La collecte et l'utilisation de l'eau de pluie offrent de réelles économies sur la facture d'eau, mais elles s'accompagnent d'exigences réglementaires strictes. En effet, l'eau de pluie, bien qu'écologique, est considérée comme non potable, ce qui impose des restrictions sur son utilisation. Cet article propose un aperçu des règles à suivre pour tirer le meilleur parti de cette ressource tout en garantissant la sécurité sanitaire.
L’eau de pluie : une ressource à réglementer
La définition de l'eau de pluie se réfère à l'eau collectée après avoir ruisselé sur le toit d'une maison et stockée dans une cuve. Selon le ministère de la Santé, sa qualité pose des risques potentiels de contamination, notamment par des agents pathogènes ou des substances dangereuses. En conséquence, des règles spécifiques sont mises en place pour éviter toute utilisation inadéquate.
Ainsi, l’utilisation de l’eau de pluie est interdite dans les établissements de santé, sociaux, éducatifs et médicaux, ainsi que dans les crèches. De même, toute connexion entre le réseau d'eau de pluie et le réseau d'eau potable est prohibée.

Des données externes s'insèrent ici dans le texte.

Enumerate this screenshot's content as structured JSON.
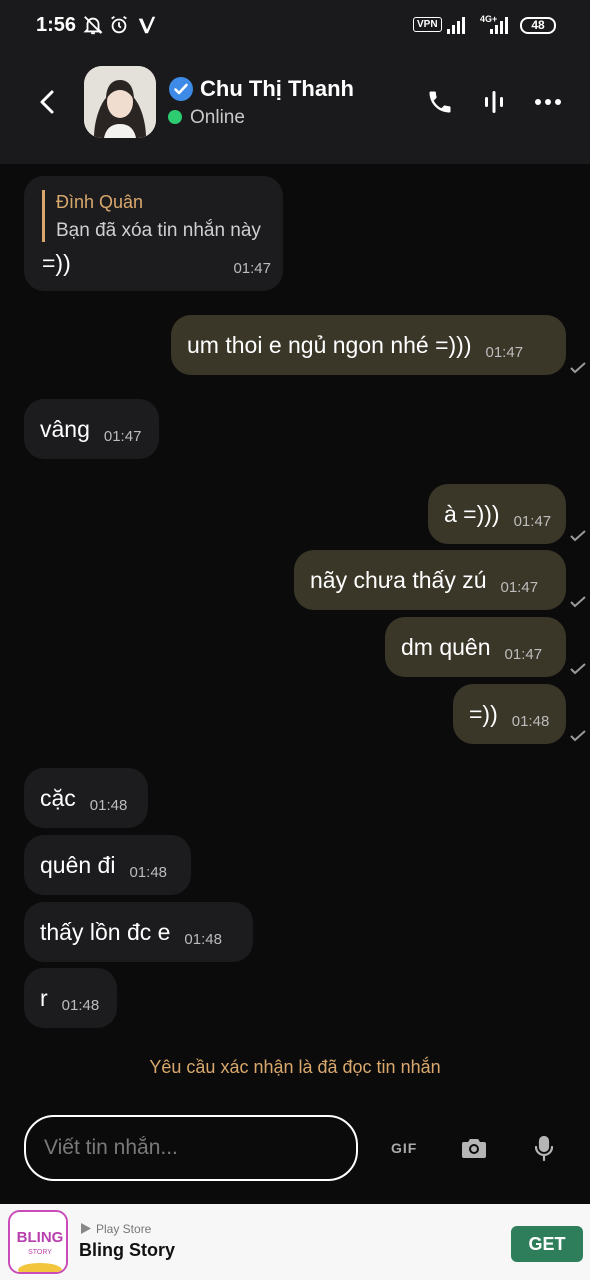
{
  "status_bar": {
    "time": "1:56",
    "vpn": "VPN",
    "network": "4G+",
    "battery": "48"
  },
  "header": {
    "contact_name": "Chu Thị Thanh",
    "presence": "Online",
    "presence_color": "#2ecc71",
    "verified_color": "#3d8be6"
  },
  "messages": {
    "reply": {
      "quoted_name": "Đình Quân",
      "quoted_text": "Bạn đã xóa tin nhắn này",
      "text": "=))",
      "time": "01:47"
    },
    "m1": {
      "text": "um thoi e ngủ ngon nhé =)))",
      "time": "01:47",
      "direction": "out"
    },
    "m2": {
      "text": "vâng",
      "time": "01:47",
      "direction": "in"
    },
    "m3": {
      "text": "à =)))",
      "time": "01:47",
      "direction": "out"
    },
    "m4": {
      "text": "nãy chưa thấy zú",
      "time": "01:47",
      "direction": "out"
    },
    "m5": {
      "text": "dm quên",
      "time": "01:47",
      "direction": "out"
    },
    "m6": {
      "text": "=))",
      "time": "01:48",
      "direction": "out"
    },
    "m7": {
      "text": "cặc",
      "time": "01:48",
      "direction": "in"
    },
    "m8": {
      "text": "quên đi",
      "time": "01:48",
      "direction": "in"
    },
    "m9": {
      "text": "thấy lồn đc e",
      "time": "01:48",
      "direction": "in"
    },
    "m10": {
      "text": "r",
      "time": "01:48",
      "direction": "in"
    }
  },
  "read_receipt_request": "Yêu cầu xác nhận là đã đọc tin nhắn",
  "composer": {
    "placeholder": "Viết tin nhắn...",
    "gif_label": "GIF"
  },
  "ad": {
    "store": "Play Store",
    "app_name": "Bling Story",
    "logo_text": "BLING",
    "logo_sub": "STORY",
    "cta": "GET",
    "cta_color": "#2e7d5b"
  },
  "colors": {
    "background": "#0b0b0c",
    "incoming_bubble": "#1c1c1f",
    "outgoing_bubble": "#3a3628",
    "accent": "#d9a86c"
  }
}
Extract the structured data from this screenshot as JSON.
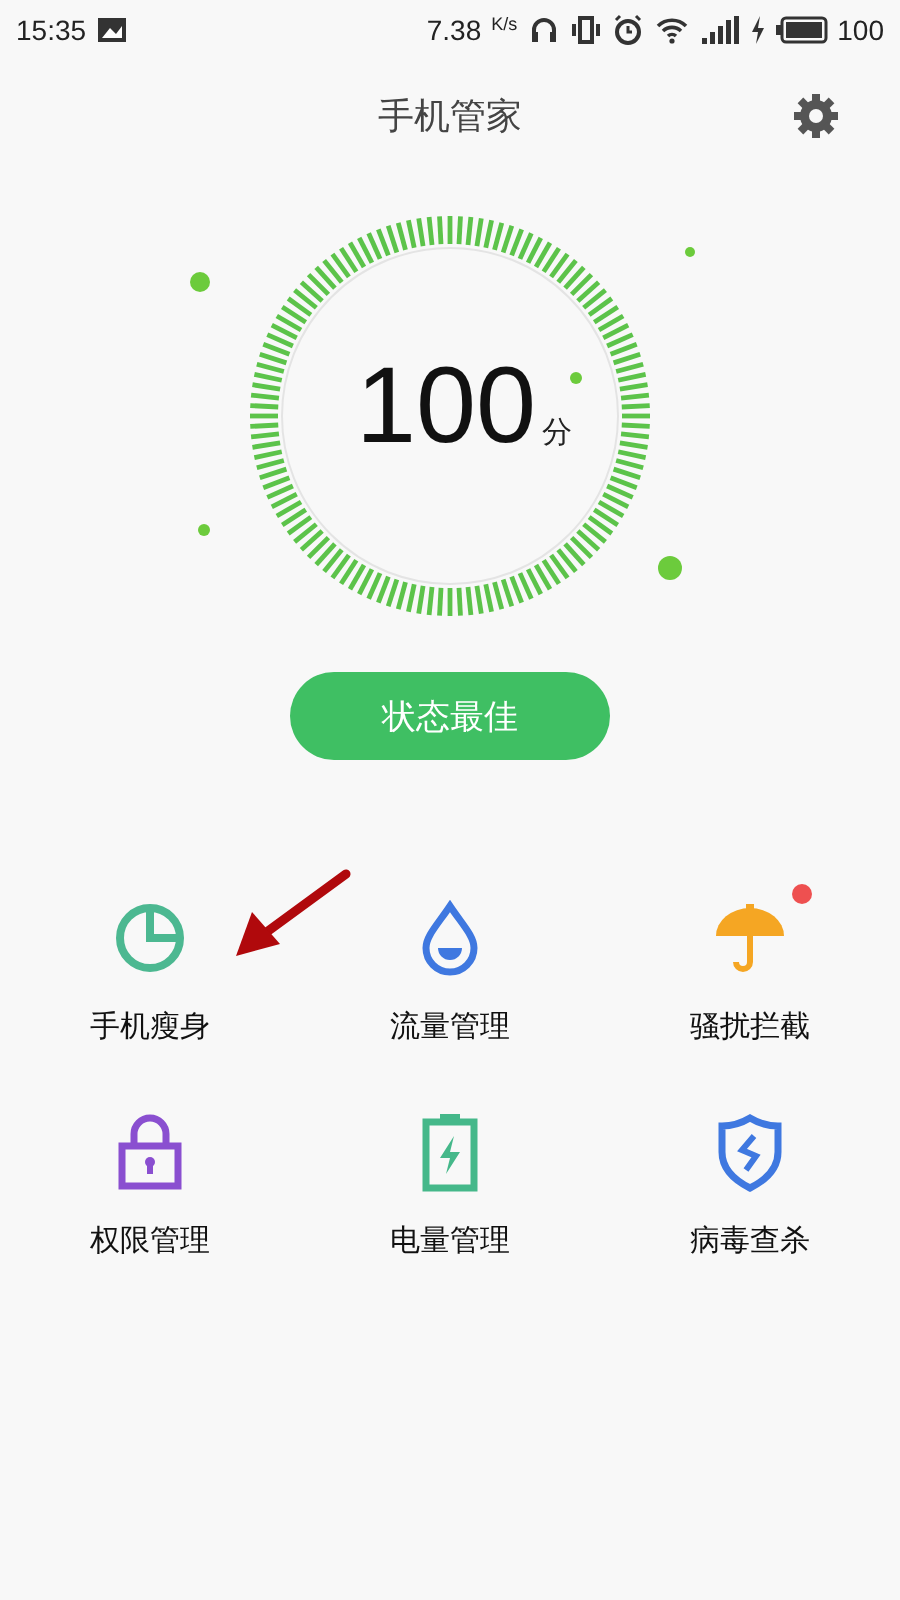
{
  "status_bar": {
    "time": "15:35",
    "speed": "7.38",
    "speed_unit": "K/s",
    "battery": "100"
  },
  "header": {
    "title": "手机管家"
  },
  "score": {
    "value": "100",
    "unit": "分"
  },
  "status_button": {
    "label": "状态最佳"
  },
  "tools": [
    {
      "label": "手机瘦身",
      "kind": "pie",
      "color": "#4cb891",
      "badge": false
    },
    {
      "label": "流量管理",
      "kind": "drop",
      "color": "#3f78e0",
      "badge": false
    },
    {
      "label": "骚扰拦截",
      "kind": "umbrella",
      "color": "#f5a623",
      "badge": true
    },
    {
      "label": "权限管理",
      "kind": "lock",
      "color": "#8a4fd0",
      "badge": false
    },
    {
      "label": "电量管理",
      "kind": "battery",
      "color": "#45b88a",
      "badge": false
    },
    {
      "label": "病毒查杀",
      "kind": "shield",
      "color": "#3f78e0",
      "badge": false
    }
  ]
}
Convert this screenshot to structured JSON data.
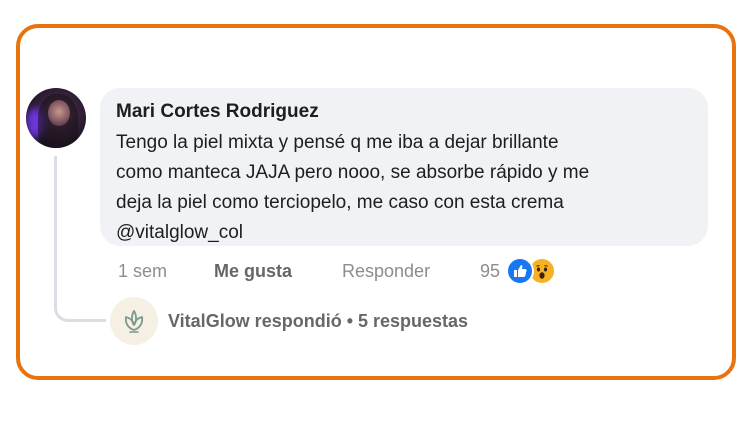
{
  "comment": {
    "author": "Mari Cortes Rodriguez",
    "text_lines": [
      "Tengo la piel mixta y pensé q me iba a dejar brillante",
      "como manteca JAJA pero nooo, se absorbe rápido y me",
      "deja la piel como terciopelo, me caso con esta crema",
      "@vitalglow_col"
    ],
    "time": "1 sem",
    "like_label": "Me gusta",
    "reply_label": "Responder",
    "reaction_count": "95",
    "reactions": [
      "like-icon",
      "wow-icon"
    ]
  },
  "reply_thread": {
    "summary": "VitalGlow respondió • 5 respuestas",
    "avatar_icon": "leaf-logo-icon"
  },
  "colors": {
    "frame": "#e8730f",
    "bubble": "#f0f2f5",
    "like_blue": "#1877f2",
    "wow_yellow": "#f7b125"
  }
}
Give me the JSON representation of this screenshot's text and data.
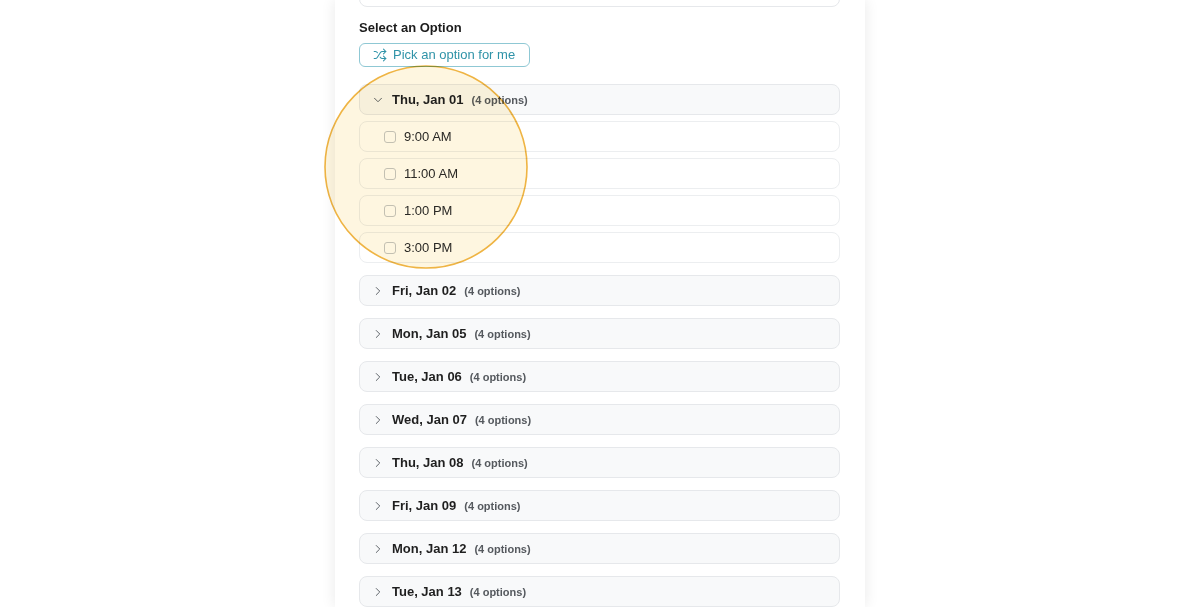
{
  "section_title": "Select an Option",
  "pick_button": {
    "label": "Pick an option for me"
  },
  "groups": [
    {
      "date": "Thu, Jan 01",
      "count": "(4 options)",
      "expanded": true,
      "highlighted": true,
      "options": [
        {
          "time": "9:00 AM",
          "checked": false
        },
        {
          "time": "11:00 AM",
          "checked": false
        },
        {
          "time": "1:00 PM",
          "checked": false
        },
        {
          "time": "3:00 PM",
          "checked": false
        }
      ]
    },
    {
      "date": "Fri, Jan 02",
      "count": "(4 options)",
      "expanded": false,
      "highlighted": false
    },
    {
      "date": "Mon, Jan 05",
      "count": "(4 options)",
      "expanded": false,
      "highlighted": false
    },
    {
      "date": "Tue, Jan 06",
      "count": "(4 options)",
      "expanded": false,
      "highlighted": false
    },
    {
      "date": "Wed, Jan 07",
      "count": "(4 options)",
      "expanded": false,
      "highlighted": false
    },
    {
      "date": "Thu, Jan 08",
      "count": "(4 options)",
      "expanded": false,
      "highlighted": false
    },
    {
      "date": "Fri, Jan 09",
      "count": "(4 options)",
      "expanded": false,
      "highlighted": false
    },
    {
      "date": "Mon, Jan 12",
      "count": "(4 options)",
      "expanded": false,
      "highlighted": false
    },
    {
      "date": "Tue, Jan 13",
      "count": "(4 options)",
      "expanded": false,
      "highlighted": false
    }
  ]
}
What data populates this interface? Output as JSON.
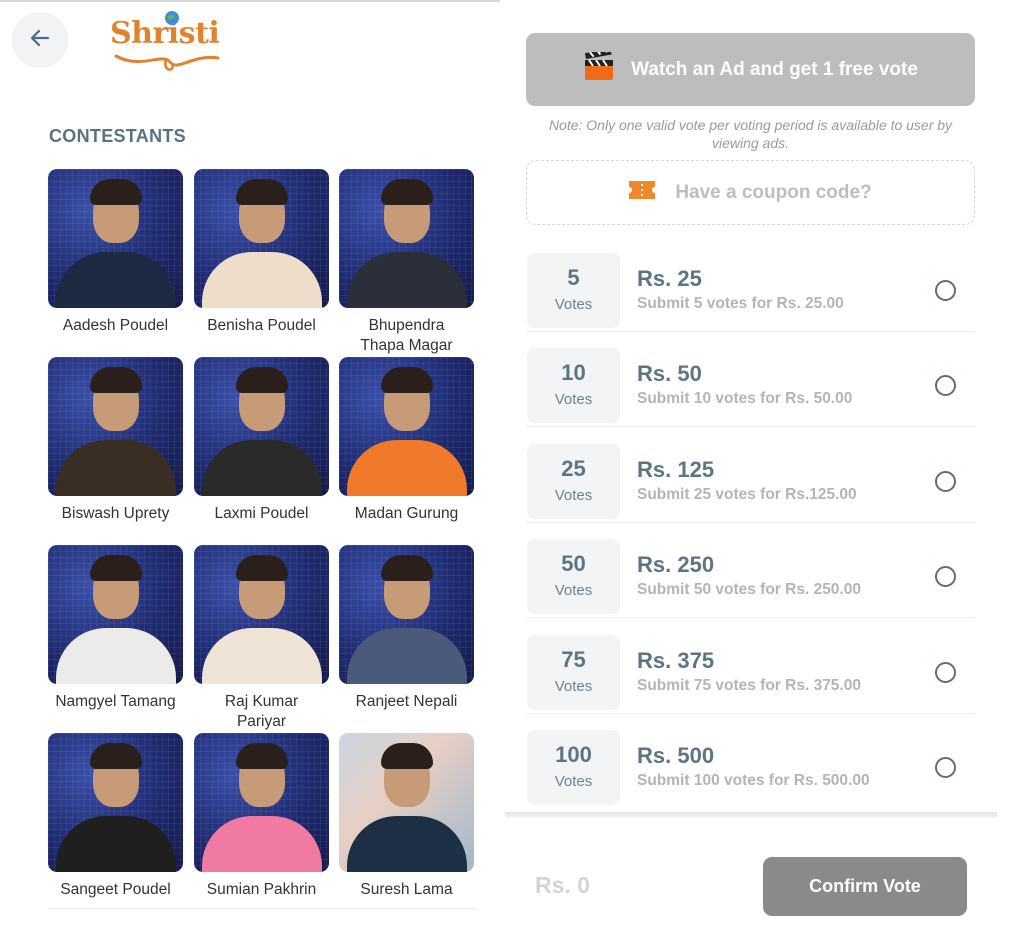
{
  "header": {
    "back_icon": "arrow-left-icon",
    "logo_text": "Shristi"
  },
  "contestants": {
    "title": "CONTESTANTS",
    "items": [
      {
        "name": "Aadesh Poudel",
        "outfit": "#1d2a44",
        "bg": "studio"
      },
      {
        "name": "Benisha Poudel",
        "outfit": "#efdccb",
        "bg": "studio"
      },
      {
        "name": "Bhupendra Thapa Magar",
        "outfit": "#2b2f3a",
        "bg": "studio"
      },
      {
        "name": "Biswash Uprety",
        "outfit": "#3a2e24",
        "bg": "studio"
      },
      {
        "name": "Laxmi Poudel",
        "outfit": "#2a2a2a",
        "bg": "studio"
      },
      {
        "name": "Madan Gurung",
        "outfit": "#ee7a2a",
        "bg": "studio"
      },
      {
        "name": "Namgyel Tamang",
        "outfit": "#ecebea",
        "bg": "studio"
      },
      {
        "name": "Raj Kumar Pariyar",
        "outfit": "#efe4d6",
        "bg": "studio"
      },
      {
        "name": "Ranjeet Nepali",
        "outfit": "#4b5a7a",
        "bg": "studio"
      },
      {
        "name": "Sangeet Poudel",
        "outfit": "#1f1f1f",
        "bg": "studio"
      },
      {
        "name": "Sumian Pakhrin",
        "outfit": "#f07aa2",
        "bg": "studio"
      },
      {
        "name": "Suresh Lama",
        "outfit": "#1d2f45",
        "bg": "street"
      }
    ]
  },
  "ad": {
    "icon": "clapperboard-icon",
    "label": "Watch an Ad and get 1 free vote",
    "note": "Note: Only one valid vote per voting period is available to user by viewing ads."
  },
  "coupon": {
    "icon": "ticket-icon",
    "label": "Have a coupon code?"
  },
  "vote_options": [
    {
      "count": "5",
      "unit": "Votes",
      "price": "Rs. 25",
      "desc": "Submit 5 votes for Rs. 25.00",
      "selected": false
    },
    {
      "count": "10",
      "unit": "Votes",
      "price": "Rs. 50",
      "desc": "Submit 10 votes for Rs. 50.00",
      "selected": false
    },
    {
      "count": "25",
      "unit": "Votes",
      "price": "Rs. 125",
      "desc": "Submit 25 votes for Rs.125.00",
      "selected": false
    },
    {
      "count": "50",
      "unit": "Votes",
      "price": "Rs. 250",
      "desc": "Submit 50 votes for Rs. 250.00",
      "selected": false
    },
    {
      "count": "75",
      "unit": "Votes",
      "price": "Rs. 375",
      "desc": "Submit 75 votes for Rs. 375.00",
      "selected": false
    },
    {
      "count": "100",
      "unit": "Votes",
      "price": "Rs. 500",
      "desc": "Submit 100 votes for Rs. 500.00",
      "selected": false
    }
  ],
  "footer": {
    "total": "Rs. 0",
    "confirm_label": "Confirm Vote"
  },
  "colors": {
    "brand_orange": "#e0822e",
    "accent_slate": "#5c7583",
    "button_disabled": "#8a8a8a"
  }
}
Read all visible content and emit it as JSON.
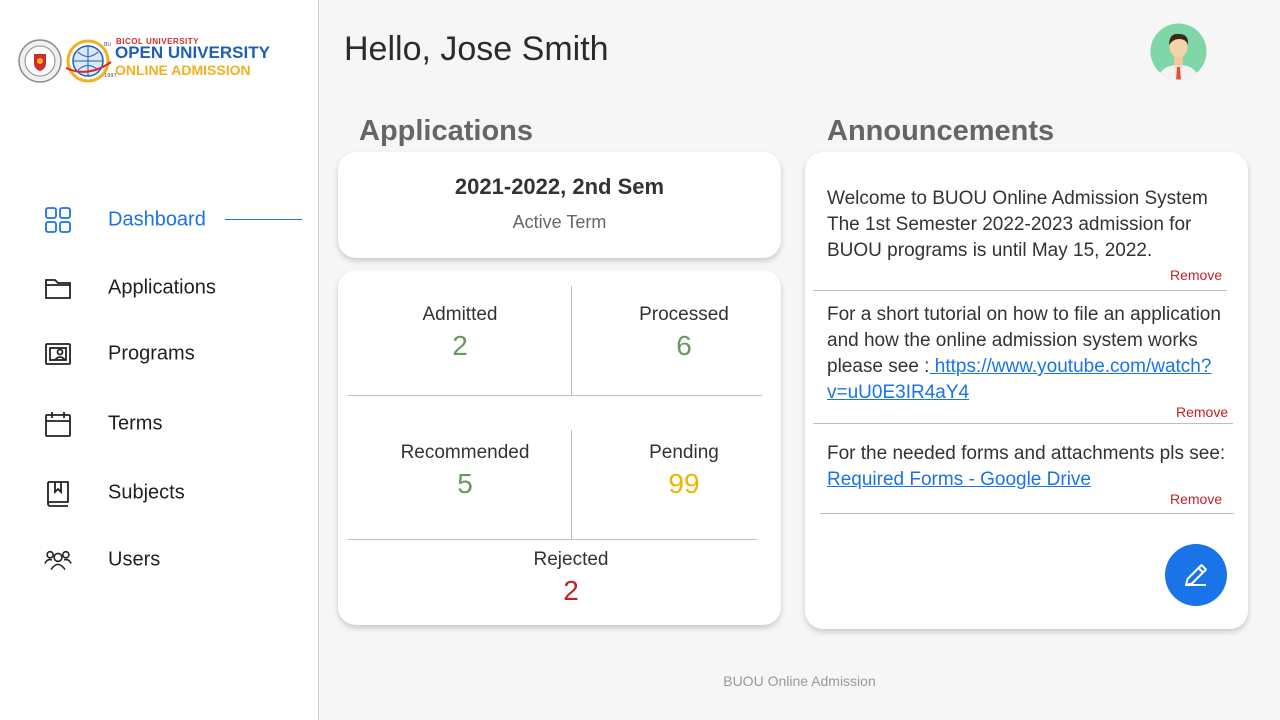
{
  "brand": {
    "line1": "BICOL UNIVERSITY",
    "line2": "OPEN UNIVERSITY",
    "line3": "ONLINE ADMISSION",
    "colors": {
      "blue": "#1f5fb5",
      "gold": "#f2b01e",
      "red": "#d12b2b"
    }
  },
  "sidebar": {
    "items": [
      {
        "label": "Dashboard",
        "icon": "grid-icon",
        "active": true
      },
      {
        "label": "Applications",
        "icon": "folder-icon"
      },
      {
        "label": "Programs",
        "icon": "presentation-icon"
      },
      {
        "label": "Terms",
        "icon": "calendar-icon"
      },
      {
        "label": "Subjects",
        "icon": "bookmark-book-icon"
      },
      {
        "label": "Users",
        "icon": "users-icon"
      }
    ]
  },
  "header": {
    "greeting": "Hello,  Jose Smith",
    "avatar_icon": "user-avatar-icon"
  },
  "applications": {
    "title": "Applications",
    "term": {
      "name": "2021-2022, 2nd Sem",
      "subtitle": "Active Term"
    },
    "stats": {
      "admitted": {
        "label": "Admitted",
        "value": "2"
      },
      "processed": {
        "label": "Processed",
        "value": "6"
      },
      "recommended": {
        "label": "Recommended",
        "value": "5"
      },
      "pending": {
        "label": "Pending",
        "value": "99"
      },
      "rejected": {
        "label": "Rejected",
        "value": "2"
      }
    }
  },
  "announcements": {
    "title": "Announcements",
    "remove_label": "Remove",
    "items": [
      {
        "text": "Welcome to BUOU Online Admission System The 1st Semester 2022-2023 admission for BUOU programs is until May 15, 2022."
      },
      {
        "text": "For a short tutorial on how to file an application and how the online admission system works please see :",
        "link": " https://www.youtube.com/watch?v=uU0E3IR4aY4"
      },
      {
        "text": "For the needed forms and attachments pls see: ",
        "link": "Required Forms - Google Drive"
      }
    ],
    "edit_icon": "pencil-icon"
  },
  "footer": {
    "text": "BUOU Online Admission"
  },
  "colors": {
    "accent": "#1a73e8",
    "green": "#6a9a5b",
    "yellow": "#f0b400",
    "red": "#c62020"
  }
}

Utilisations autorisées de l’eau de pluie
Pour éviter les risques liés à la consommation, l'eau de pluie ne doit en aucun cas être utilisée pour se nourrir ou cuisiner. Selon l'arrêté du 28 août 2008, l'eau de pluie peut provenir uniquement de chasses d'eau, du lavage de sols ou de linge, dans la mesure où elle a été préalablement traitée pour la désinfection. Il est crucial d'éviter son emploi si elle provient d'un toit contenant de l'amiante ou du plomb.
A l'extérieur, l'eau de pluie peut servir à arroser les jardins ou laver des véhicules, à condition d'avoir installé un système de collecte adéquat. Une fois de plus, cette précaution est essentielle pour éviter tout risque pour les cultures arrosées.
Equipements et entretien : des obligations à respecter
Pour la récupération et l'utilisation de l'eau de pluie, il est impératif d'installer un système de stockage adéquat. Les cuves doivent être équipées de filtres et ne doivent en aucun cas recevoir de produits chimiques. Tout raccordement au réseau d'assainissement collectif doit être signalé à la mairie.
Les installations nécessitent un entretien régulier. Tous les six mois, les équipements doivent être inspectés pour garantir leur propreté et la présence de signalisation « eau non potable ». Les filtres et les robinets doivent être nettoyés au moins une fois par an, et un carnet d'entretien doit être tenu à jour pour prouver que ces vérifications sont effectuées. En cas de non-conformité, des sanctions peuvent être imposées.
Enfin, les autorités locales peuvent procéder à des vérifications sur site pour garantir que toutes les réglementations sont suivies, protégeant ainsi le réseau d'eau potable des contaminations potentielles.